Matteo all’inizio lavorò in varie miniere. Nel 1906 trovò occupazione a Syracuse, contea di Onondaga, nello Stato di New York. Lavorava per una ditta che effettuava manutenzioni sull’Oswego Canal, North Salina St., di Syracuse (un canale lungo quasi 39 chilometri) quando, per cause mai realmente accertate, cadde in acqua. Era il 3 settembre del 1908 e ogni soccorso risultò inutile. Come sempre accadeva l’incidente sul lavoro fu archiviato come “accidentale” (questa la laconica conclusione a cui pervenne il “coroner” A.M. Willer).

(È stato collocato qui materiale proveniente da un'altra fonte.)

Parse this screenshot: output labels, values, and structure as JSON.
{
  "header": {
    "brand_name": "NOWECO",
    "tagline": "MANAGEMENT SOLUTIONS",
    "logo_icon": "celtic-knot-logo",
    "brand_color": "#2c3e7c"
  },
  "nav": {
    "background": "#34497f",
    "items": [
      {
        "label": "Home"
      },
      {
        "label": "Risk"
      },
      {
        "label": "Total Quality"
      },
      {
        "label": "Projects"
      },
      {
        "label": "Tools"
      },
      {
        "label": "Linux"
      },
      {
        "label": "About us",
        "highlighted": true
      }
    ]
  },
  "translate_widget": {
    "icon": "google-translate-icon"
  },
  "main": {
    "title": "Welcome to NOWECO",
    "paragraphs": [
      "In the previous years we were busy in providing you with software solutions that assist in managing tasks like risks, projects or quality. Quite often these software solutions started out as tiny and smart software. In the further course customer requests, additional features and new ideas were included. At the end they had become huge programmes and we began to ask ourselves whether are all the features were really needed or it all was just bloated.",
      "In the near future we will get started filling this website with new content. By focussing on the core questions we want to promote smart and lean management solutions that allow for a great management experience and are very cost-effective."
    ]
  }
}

Matteo fu sepolto al “Saint Agnes Cemetery” di Syracuse, il 7 settembre, tra il commosso affetto dei numerosi italo-americani. L’anno successivo la madre, Maria Cristina Meola, si recò in comune, il 10 gennaio del 1909, per chiedere di certificare la morte del figlio. Portava con se i documenti inviatigli dalla “Agenzia Consolare di S. M. il Re d’Italia” di Albany (N.Y.). Finiva così, in tragedia, il “sogno americano” del povero Matteo.